The world is enmeshed in a trade war. The president has been impeached. The tech industry is under attack from regulators worldwide.
But this year investors said: So what?
The stock market is closing in on its best year in two decades. With only two days of trading to go, the S&P 500 could fare better than it has since 1997. Stock prices have been buoyed by a mere whiff of optimism that the economy — despite occasional hiccups and dire prognostications by so-called experts — will keep chugging along.
And the Federal Reserve deserves credit, too, for cutting interest rates despite scowls from a White House that wanted more.
So far this year, the S&P is up 29 percent. But the market crept up gradually as investors felt their way through the turbulent year, interrupted only by a handful of short-lived retreats. Since mid-October, stocks haven’t had a single daily gain of more than 1 percent. Even on Friday, the increase was tiny, but it left the index at a record and capped a fifth consecutive week of gains.
Through the uncertainty, investors saw things they liked: Job growth continued, American consumers kept spending, and President Trump’s bluster about the trade war eventually gave way to promises for an early-stage deal with China.
The damage the trade war might cause was the biggest concern for both investors and the Fed this year. The central bank cut interest rates three times to protect the economy. By December, several key measurements of growth suggested that a recession in the United States was unlikely to ruin the party anytime soon. Major American companies reported that their profits continued to grow, and even the tech industry showed resilience in the face of multiple attacks from presidential candidates and Congress.
Still, stock market analysts are warning against outright exuberance. The forces that lifted stocks this year might fade, and investors will face a new set of risks in 2020 — namely that the long-running expansion of the job market could end and corporate profits could start to fall short of expectations. All good business cycles come to an end, and there’s always a recession somewhere around the corner.

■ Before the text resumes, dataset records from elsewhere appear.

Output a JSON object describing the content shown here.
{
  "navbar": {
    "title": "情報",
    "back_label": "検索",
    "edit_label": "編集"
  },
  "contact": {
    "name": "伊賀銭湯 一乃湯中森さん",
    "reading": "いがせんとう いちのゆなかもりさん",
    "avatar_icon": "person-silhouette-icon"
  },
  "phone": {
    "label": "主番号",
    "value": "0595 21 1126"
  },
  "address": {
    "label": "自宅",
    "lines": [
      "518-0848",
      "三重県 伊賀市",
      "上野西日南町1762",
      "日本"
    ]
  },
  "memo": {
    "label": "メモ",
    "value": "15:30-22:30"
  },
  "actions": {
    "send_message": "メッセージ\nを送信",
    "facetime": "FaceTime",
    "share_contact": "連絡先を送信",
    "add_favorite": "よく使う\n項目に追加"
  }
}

“There’s the feeling that everything’s coming up roses,” said Patrick Chovanec, chief strategist at Silvercrest Asset Management. “I think that once we get into the new year and we look at some of these numbers, particularly earnings, whether that bears out is another story.”

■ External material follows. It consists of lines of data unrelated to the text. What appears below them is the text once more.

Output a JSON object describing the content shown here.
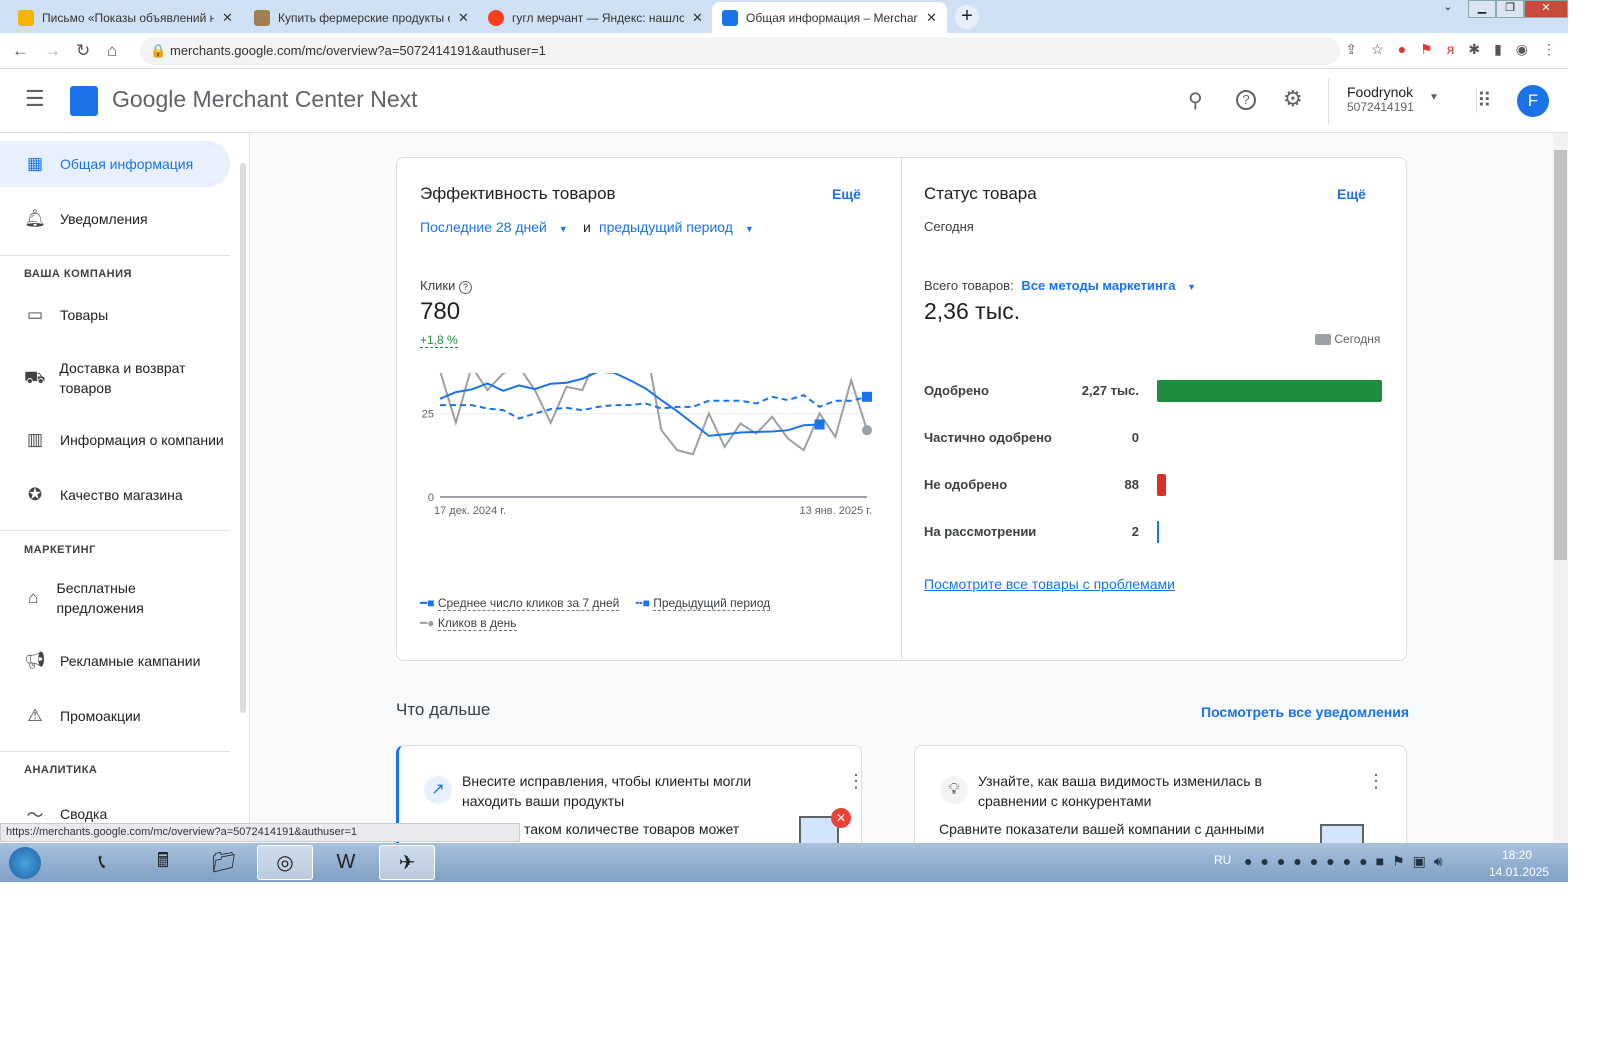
{
  "browser": {
    "tabs": [
      {
        "title": "Письмо «Показы объявлений на",
        "color": "#f4b400"
      },
      {
        "title": "Купить фермерские продукты с",
        "color": "#a08050"
      },
      {
        "title": "гугл мерчант — Яндекс: нашлось",
        "color": "#fc3f1d"
      },
      {
        "title": "Общая информация – Merchant",
        "color": "#1a73e8"
      }
    ],
    "new_tab": "+",
    "url": "merchants.google.com/mc/overview?a=5072414191&authuser=1",
    "status_url": "https://merchants.google.com/mc/overview?a=5072414191&authuser=1"
  },
  "header": {
    "title": "Google Merchant Center Next",
    "account_name": "Foodrynok",
    "account_id": "5072414191",
    "avatar": "F"
  },
  "sidebar": {
    "items": [
      {
        "label": "Общая информация",
        "icon": "dashboard-icon"
      },
      {
        "label": "Уведомления",
        "icon": "bell-icon"
      },
      {
        "label": "Товары",
        "icon": "box-icon"
      },
      {
        "label": "Доставка и возврат товаров",
        "icon": "truck-icon"
      },
      {
        "label": "Информация о компании",
        "icon": "building-icon"
      },
      {
        "label": "Качество магазина",
        "icon": "badge-icon"
      },
      {
        "label": "Бесплатные предложения",
        "icon": "tag-icon"
      },
      {
        "label": "Рекламные кампании",
        "icon": "megaphone-icon"
      },
      {
        "label": "Промоакции",
        "icon": "promo-icon"
      },
      {
        "label": "Сводка",
        "icon": "trend-icon"
      }
    ],
    "sections": [
      "ВАША КОМПАНИЯ",
      "МАРКЕТИНГ",
      "АНАЛИТИКА"
    ]
  },
  "performance": {
    "title": "Эффективность товаров",
    "more": "Ещё",
    "period": "Последние 28 дней",
    "and": "и",
    "compare": "предыдущий период",
    "metric_label": "Клики",
    "metric_value": "780",
    "metric_change": "+1,8 %"
  },
  "chart_data": {
    "type": "line",
    "ylim": [
      0,
      50
    ],
    "yticks": [
      "0",
      "25",
      "50"
    ],
    "xlabels": [
      "17 дек. 2024 г.",
      "13 янв. 2025 г."
    ],
    "series": [
      {
        "name": "Среднее число кликов за 7 дней",
        "color": "#1a73e8",
        "style": "solid",
        "values": [
          29.4,
          31.4,
          32.2,
          34,
          31.8,
          33.4,
          32.3,
          33.9,
          34.2,
          35.4,
          37.5,
          37.2,
          35,
          32.5,
          29,
          25.7,
          22,
          18.3,
          18.8,
          19.3,
          19.5,
          19.6,
          20,
          21.5,
          21.7
        ]
      },
      {
        "name": "Предыдущий период",
        "color": "#1a73e8",
        "style": "dashed",
        "values": [
          27.5,
          27.5,
          27.5,
          26.5,
          26,
          23.5,
          25,
          26.3,
          26.7,
          26,
          27,
          27.5,
          27.5,
          28,
          26.5,
          27,
          27,
          28.8,
          28.8,
          28.8,
          28,
          30,
          29,
          30.5,
          27,
          28.8,
          28.8,
          30
        ]
      },
      {
        "name": "Кликов в день",
        "color": "#9aa0a6",
        "style": "solid",
        "values": [
          37.8,
          22.2,
          39,
          32,
          37,
          39,
          32,
          22.2,
          33,
          32,
          43,
          39,
          46,
          46,
          20,
          14,
          12.8,
          25,
          15,
          22,
          19,
          24,
          17.5,
          14,
          25,
          18,
          35,
          20
        ]
      }
    ]
  },
  "status": {
    "title": "Статус товара",
    "more": "Ещё",
    "date": "Сегодня",
    "total_label": "Всего товаров:",
    "method": "Все методы маркетинга",
    "total": "2,36 тыс.",
    "legend": "Сегодня",
    "rows": [
      {
        "label": "Одобрено",
        "value": "2,27 тыс.",
        "count": 2270,
        "color": "#1e8e3e"
      },
      {
        "label": "Частично одобрено",
        "value": "0",
        "count": 0,
        "color": "#1e8e3e"
      },
      {
        "label": "Не одобрено",
        "value": "88",
        "count": 88,
        "color": "#d93025"
      },
      {
        "label": "На рассмотрении",
        "value": "2",
        "count": 2,
        "color": "#1a73e8"
      }
    ],
    "link": "Посмотрите все товары с проблемами"
  },
  "next": {
    "title": "Что дальше",
    "all": "Посмотреть все уведомления",
    "cards": [
      {
        "title": "Внесите исправления, чтобы клиенты могли находить ваши продукты",
        "text": "таком количестве товаров может"
      },
      {
        "title": "Узнайте, как ваша видимость изменилась в сравнении с конкурентами",
        "text": "Сравните показатели вашей компании с данными"
      }
    ]
  },
  "taskbar": {
    "lang": "RU",
    "time": "18:20",
    "date": "14.01.2025"
  }
}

Next year, the United States and China will plunge into a new round of trade negotiations that promise to be no less contentious than the last. The Fed doesn’t expect to keep cutting rates, and by the end of 2020 it may even raise them.
Companies aren’t likely to keep hiring new workers at the same pace. And some of the weaker ones that have borrowed heavily while rates are low might even start to show signs of financial distress.
“The Fed’s interest rate policy has led to an increase in the debt companies and households are willing to take on,” said Paul Christopher, head of global market strategy for the Wells Fargo Investment Institute.
Some smaller companies, he said, are already struggling to manage their debt. Retailers, small drugmakers and energy companies are having a hard time borrowing more money, because lenders no longer think they’re healthy enough to take on more debt.
“As that group of sectors and companies continues to widen, you could get a sudden stop in lending where liquidity problems are then solvency problems, and then companies have to start letting people go,” Mr. Christopher said.
In addition, stocks have risen so much in the past year that many of them might just be too expensive now.
Share prices aren’t based only on a general set of feelings in the marketplace. Investors look at what a company might earn in the future, how much debt it has taken on and how much extra cash it is likely to be able to distribute to its shareholders. While corporate earnings growth was strong after the 2017 tax cuts freed up mountains of cash, it may start to slow.
One strategist, King Lip of Baker Avenue Asset Management, said he planned to look abroad next year. Foreign companies’ stocks aren’t nearly as expensive and in many cases their performance is the same or better than their American counterparts, Mr. Lip said.
Back in the United States, he added, “I wouldn’t be surprised to see a lot more volatility.”
Much will depend on what happens with technology stocks. Because of their sheer size, companies such as Apple, Microsoft and Amazon have the biggest impact on Wall Street indexes like the S&P 500. In 2019 they became the stocks to own as investors sought a safe place to wait out the trade war and potential economic slowdown.
Apple is up about 84 percent this year, its best performance in a decade and a gain that has left it valued at $1.3 trillion. Amazon shares have risen 24 percent and Microsoft 57 percent.
By the close of trading on Friday, the S&P 500 was up 29.3 percent for the year. If it ends higher than 29.6 percent on Tuesday, this will be the best year for stocks since 1997, when the gain was 31 percent.
This year’s rally started at a point of weakness. In 2018, the S&P fell 6 percent. The declines, mostly late last year, weren’t enough to kill the decade-long bull market. Instead, along with the Fed’s signal that it would cut interest rates, rather than increase them as it had in 2018, they seemed to whet investors’ appetites.
American consumers never backed away this year, even when companies did. Consumer spending kept the economy afloat. If 2020 is to be another great year for stocks, it will almost certainly be because American spenders — rather than American companies — maintain their robust activity.
“No matter what happens with tariffs, no matter what happens with investment by firms that might be inclined to wait to see what happens to the tariffs, the consumer continues to carry the water in this economy,” Mr. Christopher said. “The consumer looks pretty darn solid to us.”